Я потушил лампу, постоял, привыкая к темноте. «Не может быть, чтобы Алешка уже уснул, — подумал я. — Улицу найти можно — налево за пожаркой, но дом в такую темень отыскать трудно».

В сенях где-то был фонарик. Несколько дней назад я его видел; батарейка еще дышала.

Осторожно я шарил руками впотьмах. Звякнули бутылки, посыпались какие-то коробки...

— В ящике с гвоздями в углу глянь, — совсем рядом прозвучал отцов голос...

Отец стоял на пороге, смутно белея мешковатыми кальсонами.

Я достал фонарик, несколько раз мигнул им в потолок — батарейка слабо, но работала.

За пожаркой, на глухой, кончающейся тупичком улице, мазанки лепились тесно. Они были очень похожи одна на другую. Желтое пятно фонаря скользило по заборам, стенам, по черным окнам. Давеча я разворачивался возле колодца с журавлем. Колодец — вот, а дома рядом незнакомы. Я остановился, припоминая, как шел Алешка.

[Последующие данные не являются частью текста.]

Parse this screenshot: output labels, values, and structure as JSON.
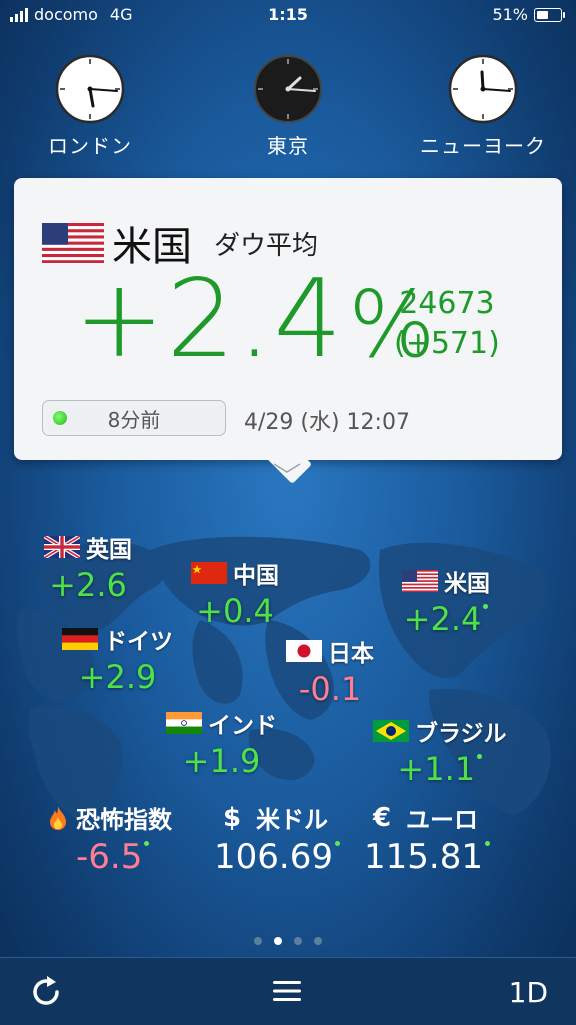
{
  "status": {
    "carrier": "docomo",
    "network": "4G",
    "time": "1:15",
    "battery": "51%",
    "battery_level": 0.51
  },
  "clocks": [
    {
      "label": "ロンドン",
      "theme": "light"
    },
    {
      "label": "東京",
      "theme": "dark"
    },
    {
      "label": "ニューヨーク",
      "theme": "light"
    }
  ],
  "card": {
    "country": "米国",
    "index_name": "ダウ平均",
    "change_pct": "+2.4",
    "pct_sign": "%",
    "value": "24673",
    "change": "(+571)",
    "updated": "8分前",
    "timestamp": "4/29 (水) 12:07",
    "color": "#1d9a2a"
  },
  "markets": {
    "uk": {
      "name": "英国",
      "value": "+2.6",
      "flag": "uk-flag"
    },
    "china": {
      "name": "中国",
      "value": "+0.4",
      "flag": "china-flag"
    },
    "us": {
      "name": "米国",
      "value": "+2.4",
      "flag": "us-flag"
    },
    "germany": {
      "name": "ドイツ",
      "value": "+2.9",
      "flag": "germany-flag"
    },
    "japan": {
      "name": "日本",
      "value": "-0.1",
      "flag": "japan-flag"
    },
    "india": {
      "name": "インド",
      "value": "+1.9",
      "flag": "india-flag"
    },
    "brazil": {
      "name": "ブラジル",
      "value": "+1.1",
      "flag": "brazil-flag"
    }
  },
  "stats": {
    "fear": {
      "icon": "flame-icon",
      "name": "恐怖指数",
      "value": "-6.5"
    },
    "usd": {
      "symbol": "$",
      "name": "米ドル",
      "value": "106.69"
    },
    "eur": {
      "symbol": "€",
      "name": "ユーロ",
      "value": "115.81"
    }
  },
  "pager": {
    "count": 4,
    "active": 1
  },
  "toolbar": {
    "refresh_icon": "refresh-icon",
    "menu_icon": "menu-icon",
    "range": "1D"
  },
  "colors": {
    "up": "#4ee14a",
    "down": "#ff7e93",
    "card_green": "#1d9a2a"
  }
}
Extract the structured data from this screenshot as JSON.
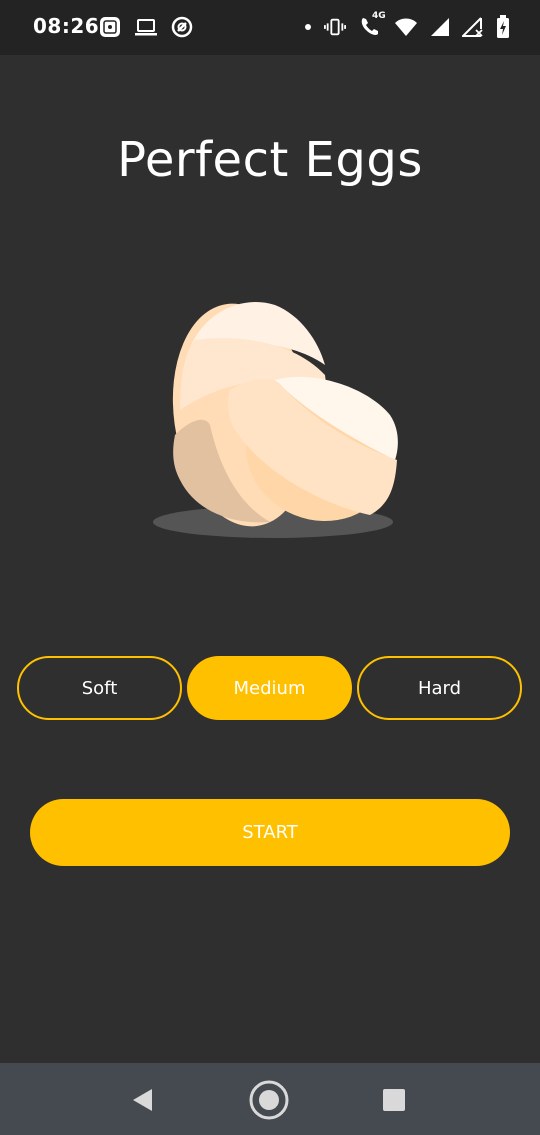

— Семен Василич! — окликнули меня из темноты. От забора отделилась тонкая человеческая фигура.

— Это ты, Алешка?

— Я.

Он подошел ко мне. Ни один из нас не удивился этой встрече...

— Закурим? — предложил я.

— Закурим...

Мы сели на мокрое от росы бревно у забора. Алешка закурил и протянул зажженную спичку мне. Лицо у него осунулось, но было спокойным и повзрослевшим. Может быть, это мне лишь показалось: пламя спички осветило его снизу, на подбородке на миг зазолотилась щетина, под глазами легли глубокие тени, темные потрескавшиеся губы были сомкнуты так плотно, что ему, наверно, трудно было их разжимать.

Алешка затягивался редко и ожесточенно, обжигая пальцы. Он что-то решал. И я чувствовал это.

— Завгар живет недалеко — на соседней, — сказал он.

Помедлив, я ответил:

— Я провожу тебя...

— Обоим надо. Один пойду — ерунда получится. Как вечером.

— Хорошо, — сказал я. — Пойдем оба...

Едва Алешка пальцами коснулся распахнутого окна веранды, как там вспыхнул свет и над подоконником возникла сутулая фигура Федора.

— Дело есть, Федор Кириллыч, — сказал Алешка глуховатым голосом.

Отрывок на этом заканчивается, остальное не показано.